C’est peut-être là que le marché de la défense peut apporter un éclairage intéres­sant. En effet, face à la com­plex­ité crois­sante des sys­tèmes, la con­duite des opéra­tions d’armement à tra­vers de grands pro­grammes a de plus en plus de dif­fi­cultés à cohab­iter avec des démarch­es d’exploration. Ces pro­jets exploratoires, car­ac­térisés par leur incer­ti­tude, doivent per­me­t­tre de réalis­er des boucles d’apprentissages, de men­er plusieurs développe­ments con­cour­ants, pour éviter d’être « tués » par la logique qual­ité-coût-délai de l’exploitation. Tout l’enjeu de l’écosystème de l’innovation de défense aujourd’hui est de per­me­t­tre de faire émerg­er de ces pro­jets exploratoires de véri­ta­bles ruptures.

Entre grands et petits acteurs, qu’en est-il de la concurrence pour les talents ? 

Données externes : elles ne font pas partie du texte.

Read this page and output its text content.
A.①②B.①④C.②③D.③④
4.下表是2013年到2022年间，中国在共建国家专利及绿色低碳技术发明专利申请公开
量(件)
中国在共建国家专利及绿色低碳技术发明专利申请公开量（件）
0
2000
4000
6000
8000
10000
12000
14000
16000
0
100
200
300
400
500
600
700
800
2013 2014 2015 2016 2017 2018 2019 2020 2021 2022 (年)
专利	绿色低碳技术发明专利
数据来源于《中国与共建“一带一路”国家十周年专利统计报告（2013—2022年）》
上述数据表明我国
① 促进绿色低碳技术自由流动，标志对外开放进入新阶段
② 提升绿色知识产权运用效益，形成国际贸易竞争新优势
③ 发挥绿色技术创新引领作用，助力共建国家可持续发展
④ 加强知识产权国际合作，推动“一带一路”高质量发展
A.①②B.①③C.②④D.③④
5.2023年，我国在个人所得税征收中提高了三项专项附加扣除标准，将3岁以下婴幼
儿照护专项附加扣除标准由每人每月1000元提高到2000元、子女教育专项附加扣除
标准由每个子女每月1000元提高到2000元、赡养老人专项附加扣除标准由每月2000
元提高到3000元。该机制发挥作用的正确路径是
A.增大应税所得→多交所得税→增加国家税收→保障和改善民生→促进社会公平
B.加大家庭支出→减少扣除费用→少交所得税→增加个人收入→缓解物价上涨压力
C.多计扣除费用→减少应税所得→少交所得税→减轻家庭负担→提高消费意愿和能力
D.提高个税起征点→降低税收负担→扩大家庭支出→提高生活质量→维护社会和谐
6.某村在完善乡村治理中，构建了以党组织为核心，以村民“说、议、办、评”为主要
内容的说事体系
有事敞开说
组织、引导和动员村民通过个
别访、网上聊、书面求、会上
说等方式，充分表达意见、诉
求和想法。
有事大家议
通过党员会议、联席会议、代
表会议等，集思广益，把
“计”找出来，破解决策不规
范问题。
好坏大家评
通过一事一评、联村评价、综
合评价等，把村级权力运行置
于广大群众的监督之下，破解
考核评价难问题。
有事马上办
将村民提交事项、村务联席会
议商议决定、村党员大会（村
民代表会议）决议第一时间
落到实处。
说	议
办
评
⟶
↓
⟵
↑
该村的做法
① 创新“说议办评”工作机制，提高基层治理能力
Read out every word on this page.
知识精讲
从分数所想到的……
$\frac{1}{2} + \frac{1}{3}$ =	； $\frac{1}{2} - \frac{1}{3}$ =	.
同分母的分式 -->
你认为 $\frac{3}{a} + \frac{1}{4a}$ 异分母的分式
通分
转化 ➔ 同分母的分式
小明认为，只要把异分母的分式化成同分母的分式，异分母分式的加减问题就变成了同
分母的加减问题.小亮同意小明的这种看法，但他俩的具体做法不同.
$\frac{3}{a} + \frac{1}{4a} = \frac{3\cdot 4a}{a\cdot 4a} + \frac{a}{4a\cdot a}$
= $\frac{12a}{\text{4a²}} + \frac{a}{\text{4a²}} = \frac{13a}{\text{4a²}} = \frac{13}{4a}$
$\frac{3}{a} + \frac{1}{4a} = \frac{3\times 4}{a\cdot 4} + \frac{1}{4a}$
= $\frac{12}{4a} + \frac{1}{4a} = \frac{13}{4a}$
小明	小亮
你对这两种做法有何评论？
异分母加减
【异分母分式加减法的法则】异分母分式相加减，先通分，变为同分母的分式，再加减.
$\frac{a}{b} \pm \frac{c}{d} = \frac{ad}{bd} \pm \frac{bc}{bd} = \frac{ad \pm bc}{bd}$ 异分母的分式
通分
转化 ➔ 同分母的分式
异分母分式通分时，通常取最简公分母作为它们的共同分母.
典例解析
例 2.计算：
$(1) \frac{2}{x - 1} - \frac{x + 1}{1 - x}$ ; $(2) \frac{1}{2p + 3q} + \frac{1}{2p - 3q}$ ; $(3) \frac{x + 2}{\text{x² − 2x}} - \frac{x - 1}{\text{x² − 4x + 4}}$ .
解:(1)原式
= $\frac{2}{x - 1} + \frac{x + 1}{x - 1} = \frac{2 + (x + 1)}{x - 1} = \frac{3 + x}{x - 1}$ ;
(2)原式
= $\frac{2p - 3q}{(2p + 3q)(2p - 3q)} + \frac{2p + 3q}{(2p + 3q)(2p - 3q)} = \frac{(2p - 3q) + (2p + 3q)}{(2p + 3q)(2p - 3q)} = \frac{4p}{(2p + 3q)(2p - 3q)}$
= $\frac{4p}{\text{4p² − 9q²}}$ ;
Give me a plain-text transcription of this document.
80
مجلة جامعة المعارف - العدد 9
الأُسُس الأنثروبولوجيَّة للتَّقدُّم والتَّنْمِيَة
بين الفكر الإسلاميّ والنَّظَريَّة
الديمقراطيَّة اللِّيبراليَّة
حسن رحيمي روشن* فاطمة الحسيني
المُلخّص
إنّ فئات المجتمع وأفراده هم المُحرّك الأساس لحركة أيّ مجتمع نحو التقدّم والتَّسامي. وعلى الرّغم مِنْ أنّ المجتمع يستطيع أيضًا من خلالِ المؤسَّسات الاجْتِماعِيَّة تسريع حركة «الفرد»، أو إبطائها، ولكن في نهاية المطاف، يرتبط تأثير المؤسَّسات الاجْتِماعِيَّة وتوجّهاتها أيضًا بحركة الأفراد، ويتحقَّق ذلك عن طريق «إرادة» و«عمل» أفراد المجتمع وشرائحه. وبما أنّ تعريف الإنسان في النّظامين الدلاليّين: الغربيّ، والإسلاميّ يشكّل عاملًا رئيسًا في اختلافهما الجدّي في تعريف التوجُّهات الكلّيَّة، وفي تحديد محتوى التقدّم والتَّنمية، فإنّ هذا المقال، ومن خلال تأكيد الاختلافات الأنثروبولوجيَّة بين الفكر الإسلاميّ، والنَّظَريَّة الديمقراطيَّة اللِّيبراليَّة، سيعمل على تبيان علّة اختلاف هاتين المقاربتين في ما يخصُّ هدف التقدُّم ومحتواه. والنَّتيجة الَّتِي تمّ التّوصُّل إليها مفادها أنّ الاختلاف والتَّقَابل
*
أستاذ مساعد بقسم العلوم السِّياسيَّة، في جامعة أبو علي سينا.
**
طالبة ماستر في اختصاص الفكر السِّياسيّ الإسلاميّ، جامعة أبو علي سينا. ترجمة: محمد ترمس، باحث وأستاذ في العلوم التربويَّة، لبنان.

Le fac­teur humain est bien sûr cru­cial pour les armées comme pour les acteurs du monde de la défense. Si la ques­tion des effec­tifs est tou­jours impor­tante, qui plus est dans le con­texte géos­tratégique actuel, celle d’une mon­tée en gamme qual­i­ta­tive des pro­fils est cen­trale. L’acculturation aux nou­velles tech­nolo­gies est indis­pens­able pour faire face aux évo­lu­tions des métiers, des équipements, des organ­i­sa­tions. Dans les domaines de l’intelligence arti­fi­cielle, de la cyber­sécu­rité, ou des nan­otech­nolo­gies, de nom­breux métiers sont en ten­sion per­ma­nente. La cyberdéfense est l’une des pri­or­ités affichées des armées en matière de recrute­ment. Et c’est à nou­veau ici que peut s’illustrer la puis­sance d’un écosys­tème ouvert, comme c’est le cas à Bruz près de Rennes, où col­la­borent étroite­ment acteurs publics (la Direc­tion générale de l’armement, le Com­Cy­ber) et privés (indus­triels et start-ups), y com­pris pour attir­er les talents.